Antagonism toward CLAC is nothing new. Members who have been with the union long enough can recall stories when that antagonism was more than just nasty online comments. Over the years, CLAC members and representatives have experienced vengeful—and criminal—vandalism, pickets, threats of violence, and even sabotage on the job site.

The online criticisms we face today can mostly be sourced back to CLAC’s competitor unions in the traditional labour movement. Their suggestions that CLAC is not a “real” union are of course factually incorrect. CLAC has been certified as a union by federal and provincial labour boards since 1952, and workers have chosen CLAC as their union more than 2,400 times in proceedings overseen by labour boards. 

The criticism levelled against CLAC by its opponents is largely due to CLAC’s different and unique views on workplace democracy. In every unionized workplace, workers can exercise a legal right to leave a union. Sometimes, workers leave when a union fails to provide them with responsive and effective representation, or when it doesn’t properly reflect their values, or spends their dues on causes that they don’t support. Sometimes, members can face situations in which their union—which is supposed to protect their interests—can become even more oppressive than the employer that led them to join the union in the first place. 

The legal right to leave a union is an important right. It is a tool by which workers can hold their unions accountable. This can happen via a raid by another union or via termination of the union’s bargaining rights. 

The traditional labour movement, led by the Canadian Labour Congress (CLC), has little interest in making this right available to its own members. Approximately 70 percent of unionized workers belong to the CLC, which requires its member unions to abide by a strict no-raid pact. The mechanics of this pact are complicated, but the net effect is that workers cannot move easily from one CLC union to another CLC union. 

The congress maintains that this pact is necessary to keep the union movement in Canada strong and united. In contrast, CLAC views no-raid pacts as fundamentally anti-worker because they deny workers choice in union representation. For this reason, CLAC is not a member of the congress and does not take part in no-raid pacts.
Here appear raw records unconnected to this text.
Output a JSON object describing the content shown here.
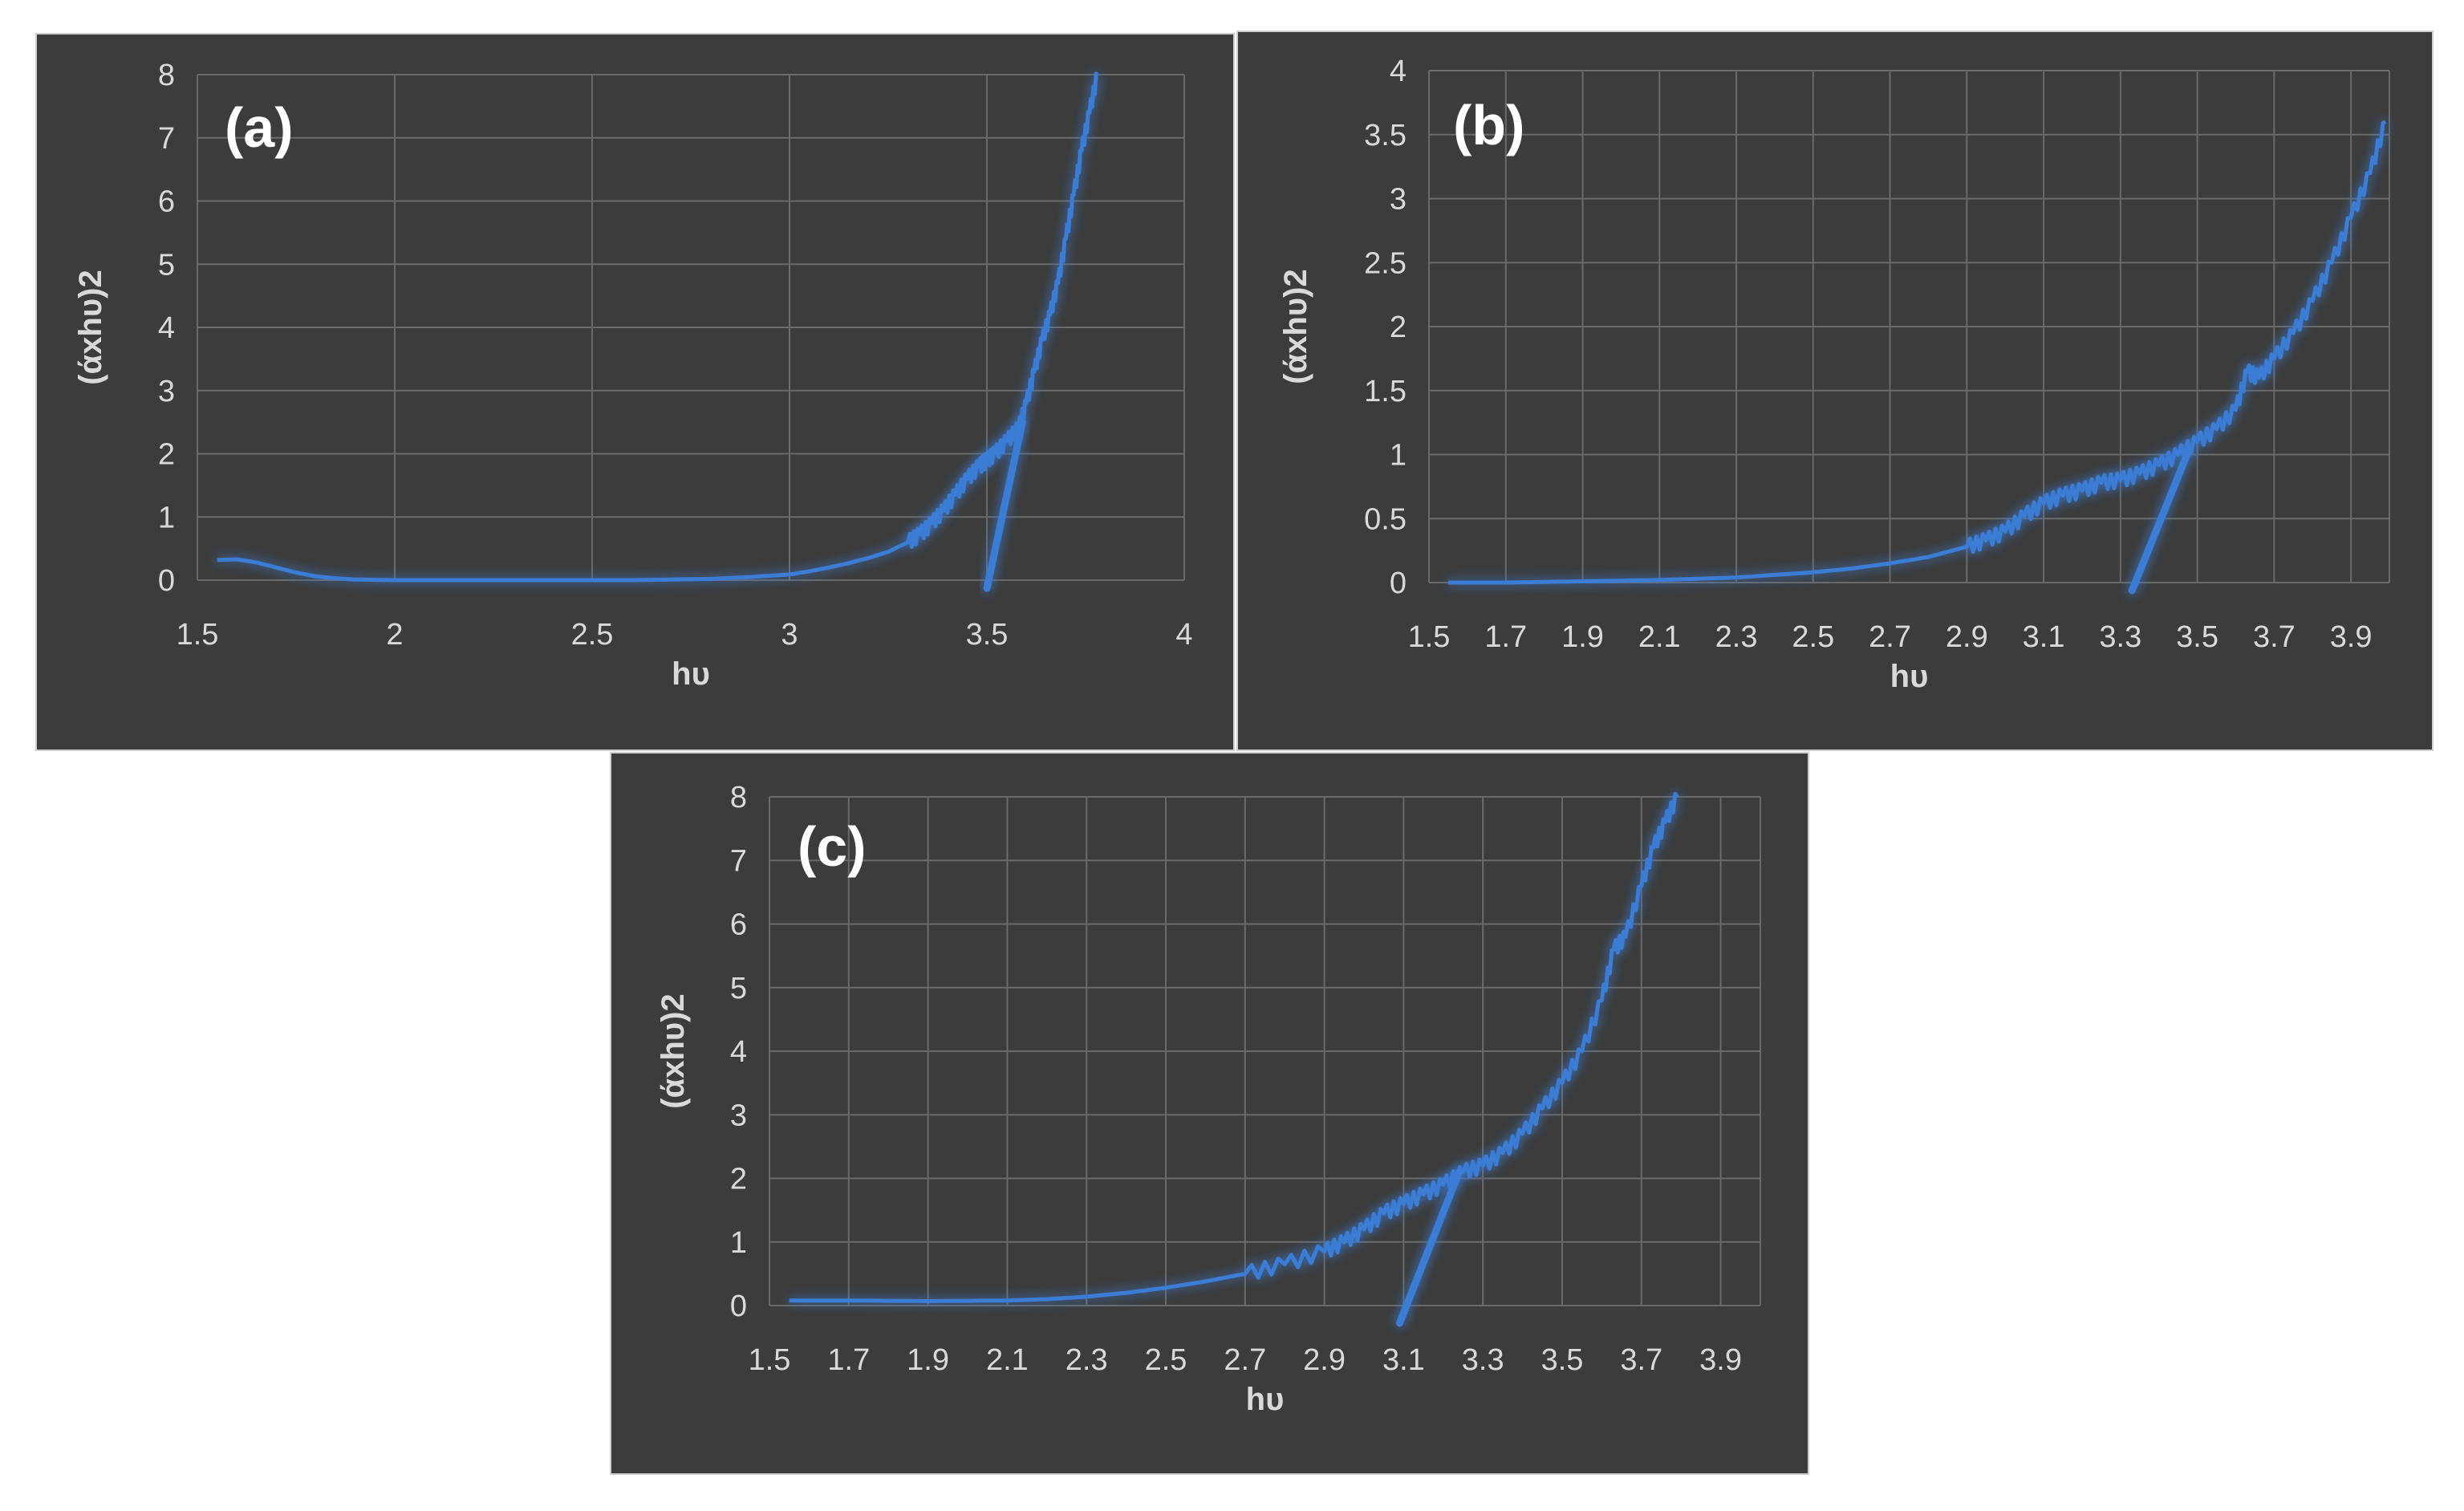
{
  "chart_data": [
    {
      "type": "line",
      "panel_label": "(a)",
      "xlabel": "hυ",
      "ylabel": "(άxhυ)2",
      "xlim": [
        1.5,
        4
      ],
      "ylim": [
        0,
        8
      ],
      "xticks": [
        1.5,
        2,
        2.5,
        3,
        3.5,
        4
      ],
      "yticks": [
        0,
        1,
        2,
        3,
        4,
        5,
        6,
        7,
        8
      ],
      "xtick_labels": [
        "1.5",
        "2",
        "2.5",
        "3",
        "3.5",
        "4"
      ],
      "ytick_labels": [
        "0",
        "1",
        "2",
        "3",
        "4",
        "5",
        "6",
        "7",
        "8"
      ],
      "grid": true,
      "series_color": "#3a7bd5",
      "series": [
        {
          "x": [
            1.55,
            1.6,
            1.65,
            1.7,
            1.75,
            1.8,
            1.85,
            1.9,
            2.0,
            2.2,
            2.4,
            2.6,
            2.8,
            2.9,
            3.0,
            3.05,
            3.1,
            3.15,
            3.2,
            3.25,
            3.3,
            3.33,
            3.36,
            3.39,
            3.42,
            3.45,
            3.48,
            3.5,
            3.52,
            3.55,
            3.58,
            3.6,
            3.62,
            3.64,
            3.66,
            3.68,
            3.7,
            3.72,
            3.74,
            3.76,
            3.78
          ],
          "y": [
            0.32,
            0.33,
            0.28,
            0.2,
            0.12,
            0.06,
            0.03,
            0.01,
            0.0,
            0.0,
            0.0,
            0.0,
            0.02,
            0.05,
            0.09,
            0.14,
            0.2,
            0.27,
            0.35,
            0.45,
            0.6,
            0.72,
            0.9,
            1.1,
            1.35,
            1.6,
            1.8,
            1.9,
            2.0,
            2.2,
            2.4,
            2.8,
            3.3,
            3.8,
            4.2,
            4.7,
            5.4,
            6.1,
            6.8,
            7.4,
            8.0
          ]
        }
      ],
      "tangent": {
        "x": [
          3.5,
          3.59
        ],
        "y": [
          0,
          2.5
        ]
      }
    },
    {
      "type": "line",
      "panel_label": "(b)",
      "xlabel": "hυ",
      "ylabel": "(άxhυ)2",
      "xlim": [
        1.5,
        4.0
      ],
      "ylim": [
        0,
        4
      ],
      "xticks": [
        1.5,
        1.7,
        1.9,
        2.1,
        2.3,
        2.5,
        2.7,
        2.9,
        3.1,
        3.3,
        3.5,
        3.7,
        3.9
      ],
      "yticks": [
        0,
        0.5,
        1,
        1.5,
        2,
        2.5,
        3,
        3.5,
        4
      ],
      "xtick_labels": [
        "1.5",
        "1.7",
        "1.9",
        "2.1",
        "2.3",
        "2.5",
        "2.7",
        "2.9",
        "3.1",
        "3.3",
        "3.5",
        "3.7",
        "3.9"
      ],
      "ytick_labels": [
        "0",
        "0.5",
        "1",
        "1.5",
        "2",
        "2.5",
        "3",
        "3.5",
        "4"
      ],
      "grid": true,
      "series_color": "#3a7bd5",
      "series": [
        {
          "x": [
            1.55,
            1.7,
            1.9,
            2.1,
            2.3,
            2.5,
            2.6,
            2.7,
            2.8,
            2.9,
            2.95,
            3.0,
            3.05,
            3.1,
            3.15,
            3.2,
            3.25,
            3.3,
            3.35,
            3.4,
            3.45,
            3.5,
            3.55,
            3.6,
            3.63,
            3.66,
            3.7,
            3.75,
            3.8,
            3.85,
            3.9,
            3.95,
            3.99
          ],
          "y": [
            0.0,
            0.0,
            0.01,
            0.02,
            0.04,
            0.08,
            0.11,
            0.15,
            0.2,
            0.28,
            0.33,
            0.4,
            0.52,
            0.62,
            0.68,
            0.72,
            0.78,
            0.8,
            0.85,
            0.92,
            1.0,
            1.1,
            1.2,
            1.35,
            1.65,
            1.6,
            1.75,
            1.95,
            2.2,
            2.5,
            2.85,
            3.2,
            3.6
          ]
        }
      ],
      "tangent": {
        "x": [
          3.33,
          3.48
        ],
        "y": [
          0,
          1.05
        ]
      }
    },
    {
      "type": "line",
      "panel_label": "(c)",
      "xlabel": "hυ",
      "ylabel": "(άxhυ)2",
      "xlim": [
        1.5,
        4.0
      ],
      "ylim": [
        0,
        8
      ],
      "xticks": [
        1.5,
        1.7,
        1.9,
        2.1,
        2.3,
        2.5,
        2.7,
        2.9,
        3.1,
        3.3,
        3.5,
        3.7,
        3.9
      ],
      "yticks": [
        0,
        1,
        2,
        3,
        4,
        5,
        6,
        7,
        8
      ],
      "xtick_labels": [
        "1.5",
        "1.7",
        "1.9",
        "2.1",
        "2.3",
        "2.5",
        "2.7",
        "2.9",
        "3.1",
        "3.3",
        "3.5",
        "3.7",
        "3.9"
      ],
      "ytick_labels": [
        "0",
        "1",
        "2",
        "3",
        "4",
        "5",
        "6",
        "7",
        "8"
      ],
      "grid": true,
      "series_color": "#3a7bd5",
      "series": [
        {
          "x": [
            1.55,
            1.7,
            1.9,
            2.1,
            2.2,
            2.3,
            2.4,
            2.5,
            2.6,
            2.7,
            2.8,
            2.9,
            2.95,
            3.0,
            3.05,
            3.1,
            3.15,
            3.2,
            3.25,
            3.3,
            3.35,
            3.4,
            3.45,
            3.5,
            3.55,
            3.6,
            3.63,
            3.66,
            3.7,
            3.73,
            3.76,
            3.79
          ],
          "y": [
            0.08,
            0.08,
            0.07,
            0.08,
            0.1,
            0.14,
            0.2,
            0.28,
            0.38,
            0.5,
            0.65,
            0.85,
            1.0,
            1.2,
            1.45,
            1.6,
            1.75,
            1.9,
            2.1,
            2.2,
            2.4,
            2.7,
            3.1,
            3.5,
            4.0,
            4.8,
            5.6,
            5.8,
            6.6,
            7.2,
            7.6,
            8.0
          ]
        }
      ],
      "tangent": {
        "x": [
          3.09,
          3.24
        ],
        "y": [
          -0.15,
          2.1
        ]
      }
    }
  ]
}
CLAC’s progressive view—a radical idea when it was founded in 1952—is that employees should be able to democratically select the union that best reflects their collective interests and values. CLAC, believing fully in the need for unions and in the value they offer, does set out to offer a unique alternative. Its views on worker dignity, on the need to be politically nonpartisan, and its aim to create workplace partnerships are what set it apart from most CLC unions. These ideas and values, when worked out on the shop floor and in the union’s programs (health benefits, retirement plans, and training programs), result in a very different kind of union experience. 

In the last 20 years, CLAC’s membership has grown by more than 350 percent to about 60,000 members. This number not only demonstrates growth, but also that workers are regularly electing to keep CLAC as their union. This growth is even more remarkable when considering that, since CLAC does not participate in no-raid pacts, its members have many other union options. 
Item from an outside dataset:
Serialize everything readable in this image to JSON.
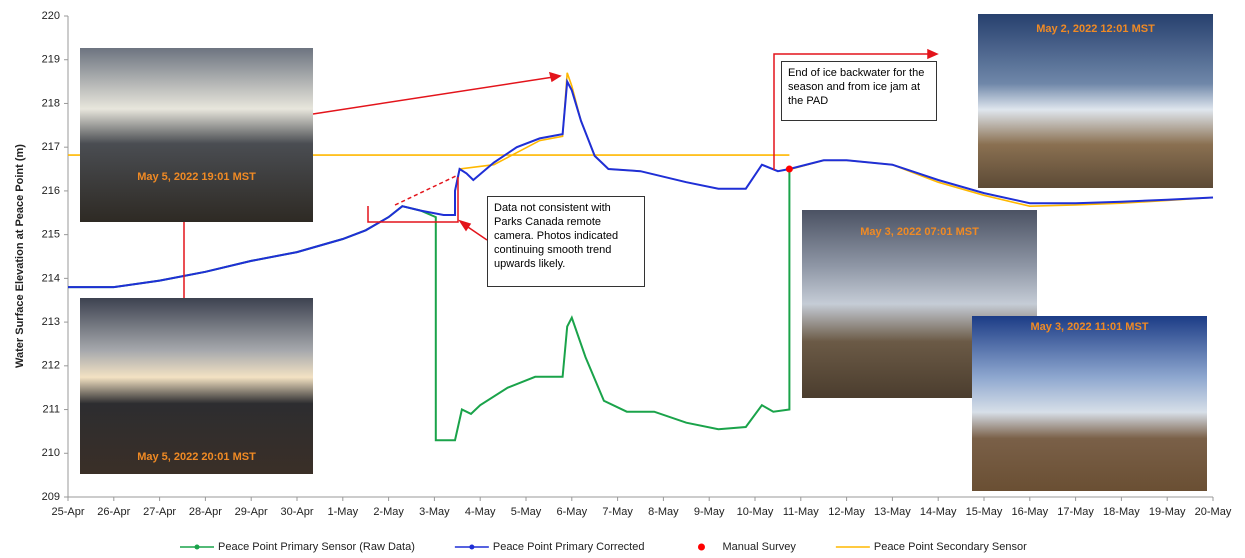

Meanwhile, the traditional labour movement has been stagnant at best, and in some sectors in a steady state of decline, struggling to be relevant to workers today in their ever-changing workplaces. This is not a trend that any Canadian should relish or delight in, because Canadian workers, businesses, and governments are well-served by healthy, robust, and active labour unions. 
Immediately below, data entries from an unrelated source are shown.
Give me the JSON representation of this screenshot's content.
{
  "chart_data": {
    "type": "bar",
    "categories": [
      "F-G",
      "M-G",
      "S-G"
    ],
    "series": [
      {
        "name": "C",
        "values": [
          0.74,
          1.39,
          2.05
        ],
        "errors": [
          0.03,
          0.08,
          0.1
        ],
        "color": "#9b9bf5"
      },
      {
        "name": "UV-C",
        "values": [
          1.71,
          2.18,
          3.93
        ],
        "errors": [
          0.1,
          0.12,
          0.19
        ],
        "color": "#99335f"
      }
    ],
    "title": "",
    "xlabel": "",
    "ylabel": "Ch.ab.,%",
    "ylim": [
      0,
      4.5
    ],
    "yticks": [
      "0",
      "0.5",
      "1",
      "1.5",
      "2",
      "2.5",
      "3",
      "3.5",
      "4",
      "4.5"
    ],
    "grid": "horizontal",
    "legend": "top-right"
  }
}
It’s not likely I’ll be asked to read out “mean tweets” about CLAC on late-night television. But I do monitor the “not-a-real union” claims with interest, and a bit of pride. We encounter this kind of anti-CLAC opposition precisely because CLAC provides a viable and distinct alternative option. In doing so, CLAC serves to make itself and other unions more accountable to their members and that, in our opinion, is the best way to maintain a strong, vibrant, and thriving Canadian union movement.